The door opened and Alex Shiften blew smoke at me. She leaned against the jamb and looked beyond me. “It’s you,” she said.
Alex was the most purely physical person I’d ever met. She wore cutoffs and a tank top with no bra. She was long and lean, with wide shoulders and well-defined arms. She was intense, focused, and I thought she could probably kick my ass. I knew she’d like to try.
“Hello, Alex,” I said.
“What do you want?” she responded, finally meeting my eyes, cigarette dangling from her lips. Her hair was blond and cropped above broad cheekbones and narrow, tired-looking eyes. She had five rings in her right ear and wore thick black frames with no glass in them. Beyond naked antagonism, her eyes held nothing for me.
“I’m looking for Jean.”
“Yeah, no shit. But Jean’s gone.” She started to edge back inside, her hand eager on the door.
“Wait a minute,” I said. “Where is she?”
“I don’t know,” Alex answered. “Sometimes she just drives.”
“Where?”
She moved back onto the porch, crowding me backward. “I’m not her keeper. She comes and goes. When we want to be together, we are; otherwise, I don’t hassle her. That’s free advice.”

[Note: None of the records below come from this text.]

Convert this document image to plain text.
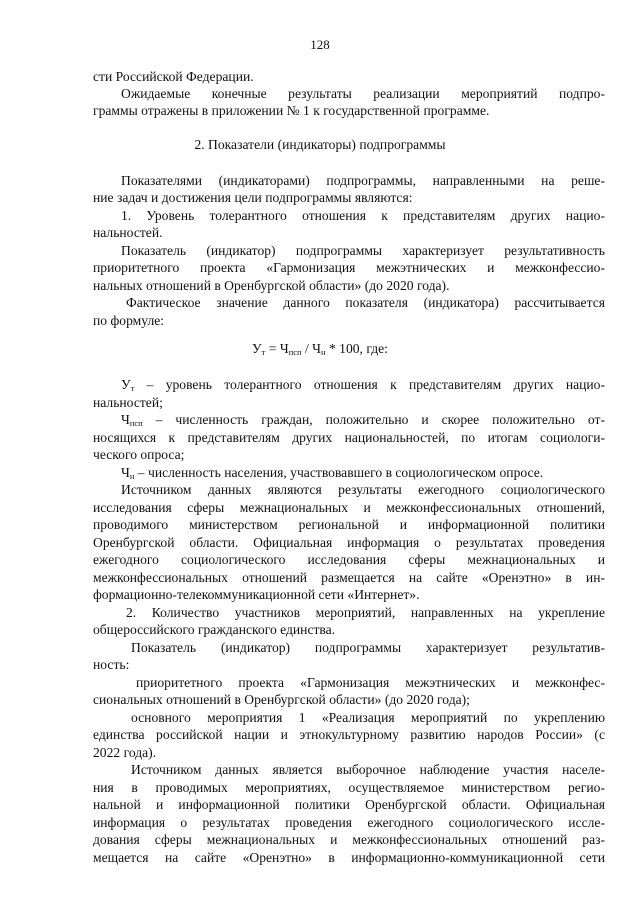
128
сти Российской Федерации.
Ожидаемые конечные результаты реализации мероприятий подпро-
граммы отражены в приложении № 1 к государственной программе.
2. Показатели (индикаторы) подпрограммы
Показателями (индикаторами) подпрограммы, направленными на реше-
ние задач и достижения цели подпрограммы являются:
1. Уровень толерантного отношения к представителям других нацио-
нальностей.
Показатель (индикатор) подпрограммы характеризует результативность
приоритетного проекта «Гармонизация межэтнических и межконфессио-
нальных отношений в Оренбургской области» (до 2020 года).
Фактическое значение данного показателя (индикатора) рассчитывается
по формуле:
$У_т = Ч_{псп} / Ч_н * 100$, где:
$У_т$ – уровень толерантного отношения к представителям других нацио-
нальностей;
$Ч_{псп}$ – численность граждан, положительно и скорее положительно от-
носящихся к представителям других национальностей, по итогам социологи-
ческого опроса;
$Ч_н$ – численность населения, участвовавшего в социологическом опросе.
Источником данных являются результаты ежегодного социологического
исследования сферы межнациональных и межконфессиональных отношений,
проводимого министерством региональной и информационной политики
Оренбургской области. Официальная информация о результатах проведения
ежегодного социологического исследования сферы межнациональных и
межконфессиональных отношений размещается на сайте «Оренэтно» в ин-
формационно-телекоммуникационной сети «Интернет».
2. Количество участников мероприятий, направленных на укрепление
общероссийского гражданского единства.
Показатель (индикатор) подпрограммы характеризует результатив-
ность:
приоритетного проекта «Гармонизация межэтнических и межконфес-
сиональных отношений в Оренбургской области» (до 2020 года);
основного мероприятия 1 «Реализация мероприятий по укреплению
единства российской нации и этнокультурному развитию народов России» (с
2022 года).
Источником данных является выборочное наблюдение участия населе-
ния в проводимых мероприятиях, осуществляемое министерством регио-
нальной и информационной политики Оренбургской области. Официальная
информация о результатах проведения ежегодного социологического иссле-
дования сферы межнациональных и межконфессиональных отношений раз-
мещается на сайте «Оренэтно» в информационно-коммуникационной сети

“Her car’s here,” I stated.
“She took mine.”
Looking at her, I wanted a cigarette, so I asked for one. “I’m all out,” she said, and my eyes fell to the pack wedged into her front pocket. Her eyes challenged me.
“You don’t much care for me, do you?” I asked.
Her voice didn’t change. “Nothing personal.”
“What, then?” Alex had been around for almost two years; I’d seen her maybe five times. Jean would not talk about her, not where she came from, not what she’d done with her twenty-odd years. All I knew was where they’d met, and that raised some serious questions.